Als Prostituierte brandmarken

Ein Herr Scheuermann schreibt am 13. Juli 2019 im Nachrichtenmagazin Spiegel,

er [Alexander Acosta] war es, der 2007 mit ihm [Jeffrey Epstein] einen Vergleich schloss – bei dem die Opfer überhaupt nie angehört wurden. Sie wurden damit auch indirekt als Prostituierte gebrandmarkt.

Lassen wir einmal die Frage, ob man jemanden alleine dadurch klassifizieren kann, dass man ihn nicht anhört, so bleibt doch die quälende Frage, ob man tatsächlich auch heute, im Jahr 2020, jemanden als Prostituierte «brandmarken» kann. Das Verb «brandmarken» kommt vom Brauch, Tiere mit einer Brandmarke zu versehen, um das Eigentum daran anzuzeigen. Bei Menschen wurde die Brandmarke verwendet, um sie öffentlich blosszustellen (vgl. etwa Nathaniel Hawthorne, The Scarlett Letter, 1850), aus der Gemeinschaft auszustossen, sie zu stigmatisieren. Kann es wirklich sein, dass wir – Europa im Jahr 2020 – jemanden «brandmarken», wenn wir sagen (was ja in casu gar nicht geschehen ist), er prostituiere sich? Nicht ernsthaft, oder?
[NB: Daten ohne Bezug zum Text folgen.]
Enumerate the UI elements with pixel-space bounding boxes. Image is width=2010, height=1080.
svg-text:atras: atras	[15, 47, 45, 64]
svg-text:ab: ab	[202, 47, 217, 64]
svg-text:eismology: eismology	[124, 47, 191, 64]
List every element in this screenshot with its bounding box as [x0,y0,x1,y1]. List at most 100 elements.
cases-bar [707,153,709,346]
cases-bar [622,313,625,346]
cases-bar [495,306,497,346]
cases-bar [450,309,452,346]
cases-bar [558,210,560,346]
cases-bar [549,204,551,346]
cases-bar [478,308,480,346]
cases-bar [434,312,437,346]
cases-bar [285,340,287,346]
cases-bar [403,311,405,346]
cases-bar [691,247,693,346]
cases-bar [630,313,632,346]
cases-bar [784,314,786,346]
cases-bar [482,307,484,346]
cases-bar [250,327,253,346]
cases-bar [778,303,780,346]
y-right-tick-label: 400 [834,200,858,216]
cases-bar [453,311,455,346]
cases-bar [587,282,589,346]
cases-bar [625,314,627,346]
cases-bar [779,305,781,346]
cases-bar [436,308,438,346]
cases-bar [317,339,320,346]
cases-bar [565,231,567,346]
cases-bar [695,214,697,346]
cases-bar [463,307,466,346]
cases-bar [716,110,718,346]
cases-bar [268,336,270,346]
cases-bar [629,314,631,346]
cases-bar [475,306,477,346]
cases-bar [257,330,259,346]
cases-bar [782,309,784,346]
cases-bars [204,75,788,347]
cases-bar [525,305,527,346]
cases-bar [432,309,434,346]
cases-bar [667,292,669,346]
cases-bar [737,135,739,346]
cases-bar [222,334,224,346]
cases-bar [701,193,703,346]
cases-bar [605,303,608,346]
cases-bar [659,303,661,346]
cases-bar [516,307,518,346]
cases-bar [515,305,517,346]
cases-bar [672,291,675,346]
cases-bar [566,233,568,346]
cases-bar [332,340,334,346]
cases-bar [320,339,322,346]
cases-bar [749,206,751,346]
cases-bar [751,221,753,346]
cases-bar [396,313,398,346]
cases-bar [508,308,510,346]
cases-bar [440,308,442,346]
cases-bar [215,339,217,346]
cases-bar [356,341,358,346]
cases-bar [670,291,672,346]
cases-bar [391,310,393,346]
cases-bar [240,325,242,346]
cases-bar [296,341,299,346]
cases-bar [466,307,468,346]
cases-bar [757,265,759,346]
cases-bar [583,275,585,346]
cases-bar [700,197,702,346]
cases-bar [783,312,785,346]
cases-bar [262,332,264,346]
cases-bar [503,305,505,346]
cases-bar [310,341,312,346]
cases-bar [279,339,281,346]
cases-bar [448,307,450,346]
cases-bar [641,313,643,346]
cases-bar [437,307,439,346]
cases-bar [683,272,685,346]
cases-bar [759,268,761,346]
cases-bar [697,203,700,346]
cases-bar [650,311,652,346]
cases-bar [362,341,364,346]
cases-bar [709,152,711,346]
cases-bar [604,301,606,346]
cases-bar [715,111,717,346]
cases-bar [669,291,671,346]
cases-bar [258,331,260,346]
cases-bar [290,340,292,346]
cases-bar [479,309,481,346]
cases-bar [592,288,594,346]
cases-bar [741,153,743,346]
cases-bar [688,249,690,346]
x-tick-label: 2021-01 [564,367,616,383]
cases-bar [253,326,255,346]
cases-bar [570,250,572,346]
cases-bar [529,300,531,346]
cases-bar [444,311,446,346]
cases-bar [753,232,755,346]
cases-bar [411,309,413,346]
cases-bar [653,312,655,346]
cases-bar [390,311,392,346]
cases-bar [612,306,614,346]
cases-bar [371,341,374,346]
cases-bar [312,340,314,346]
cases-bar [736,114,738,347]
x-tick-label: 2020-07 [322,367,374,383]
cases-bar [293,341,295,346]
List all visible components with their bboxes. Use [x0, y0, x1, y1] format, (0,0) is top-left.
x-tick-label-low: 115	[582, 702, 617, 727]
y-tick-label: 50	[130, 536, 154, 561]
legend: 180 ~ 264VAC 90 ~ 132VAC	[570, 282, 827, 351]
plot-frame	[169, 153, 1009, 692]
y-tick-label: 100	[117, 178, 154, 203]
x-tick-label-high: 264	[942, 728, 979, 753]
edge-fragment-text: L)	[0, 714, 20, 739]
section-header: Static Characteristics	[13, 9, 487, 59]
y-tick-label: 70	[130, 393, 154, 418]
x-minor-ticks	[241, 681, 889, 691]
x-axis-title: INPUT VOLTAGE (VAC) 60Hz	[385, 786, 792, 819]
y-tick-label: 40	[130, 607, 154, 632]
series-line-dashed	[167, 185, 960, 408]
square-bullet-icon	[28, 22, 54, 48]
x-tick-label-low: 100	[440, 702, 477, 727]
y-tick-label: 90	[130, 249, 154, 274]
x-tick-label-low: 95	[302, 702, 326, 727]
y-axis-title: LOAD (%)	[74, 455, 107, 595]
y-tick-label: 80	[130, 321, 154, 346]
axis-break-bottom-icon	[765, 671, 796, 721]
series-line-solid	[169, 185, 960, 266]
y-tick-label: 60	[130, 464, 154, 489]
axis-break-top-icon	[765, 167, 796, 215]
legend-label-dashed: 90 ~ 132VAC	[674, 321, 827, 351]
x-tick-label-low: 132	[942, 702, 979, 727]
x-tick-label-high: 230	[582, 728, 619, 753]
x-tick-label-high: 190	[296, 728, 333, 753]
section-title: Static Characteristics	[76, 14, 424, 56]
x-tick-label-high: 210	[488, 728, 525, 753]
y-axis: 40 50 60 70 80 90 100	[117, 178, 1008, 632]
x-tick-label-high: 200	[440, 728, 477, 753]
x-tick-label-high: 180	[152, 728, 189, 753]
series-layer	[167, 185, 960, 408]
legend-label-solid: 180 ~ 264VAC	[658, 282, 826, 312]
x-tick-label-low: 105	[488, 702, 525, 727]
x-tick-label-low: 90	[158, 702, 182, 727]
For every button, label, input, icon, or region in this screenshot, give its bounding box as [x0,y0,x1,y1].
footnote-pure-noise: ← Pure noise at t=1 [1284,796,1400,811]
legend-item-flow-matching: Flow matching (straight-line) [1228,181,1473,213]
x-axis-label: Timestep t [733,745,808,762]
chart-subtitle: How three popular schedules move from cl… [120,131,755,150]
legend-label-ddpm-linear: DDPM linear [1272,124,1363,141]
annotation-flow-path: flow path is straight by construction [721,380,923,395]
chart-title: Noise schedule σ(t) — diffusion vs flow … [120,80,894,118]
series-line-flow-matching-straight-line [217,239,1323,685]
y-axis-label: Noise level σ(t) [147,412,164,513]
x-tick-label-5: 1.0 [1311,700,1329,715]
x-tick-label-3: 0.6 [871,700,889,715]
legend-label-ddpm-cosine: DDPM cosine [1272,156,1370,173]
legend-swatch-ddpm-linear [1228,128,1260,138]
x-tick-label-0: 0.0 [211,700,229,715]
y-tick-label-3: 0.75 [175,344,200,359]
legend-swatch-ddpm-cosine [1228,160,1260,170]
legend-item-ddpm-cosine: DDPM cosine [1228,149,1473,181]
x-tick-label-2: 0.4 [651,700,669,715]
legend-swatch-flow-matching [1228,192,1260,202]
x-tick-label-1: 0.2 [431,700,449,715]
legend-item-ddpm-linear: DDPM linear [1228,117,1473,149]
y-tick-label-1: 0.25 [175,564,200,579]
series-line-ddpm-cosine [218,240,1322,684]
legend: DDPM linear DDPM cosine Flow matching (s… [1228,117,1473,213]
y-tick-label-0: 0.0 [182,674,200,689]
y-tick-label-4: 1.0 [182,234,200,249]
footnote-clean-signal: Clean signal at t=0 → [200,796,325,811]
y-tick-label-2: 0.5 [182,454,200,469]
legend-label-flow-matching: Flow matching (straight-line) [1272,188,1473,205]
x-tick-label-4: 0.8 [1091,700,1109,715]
Ich habe nicht weitergelesen.

Berichterstattung als Vernebelung

Die Schweizer Medien berichten heute, dass die Universität Zürich der 86jährigen Jane Goodall den Ehrendoktor verliehen habe, zum 187. Gründungstag der Universität und zum ersten Mal virtuell bzw. digital.

Und? Wo ist das Problem?

Nun, ganz einfach, dass es so tut, als wäre es eine Nachricht über Jane Goodall. Das stimmt aber nicht. Goodall hat bereits 11 Ehrendoktorate von Universitäten in der ganzen Welt erhalten. Der 12. ist also nichts Besonderes. Und dass die Universität Zürich als 12. Universität einer 86jährigen Person einen Ehrendoktor verleiht, spricht nicht für Mut, Innovationskraft oder Phantasie, sondern für deren Gegenteil. Die einzige Nachricht, die in dieser Nachricht enthalten ist, besteht darin, dass die Uni Zürich offenbar 187 geworden ist. Das aber interessiert natürlich niemanden, ausser der Universität selbst.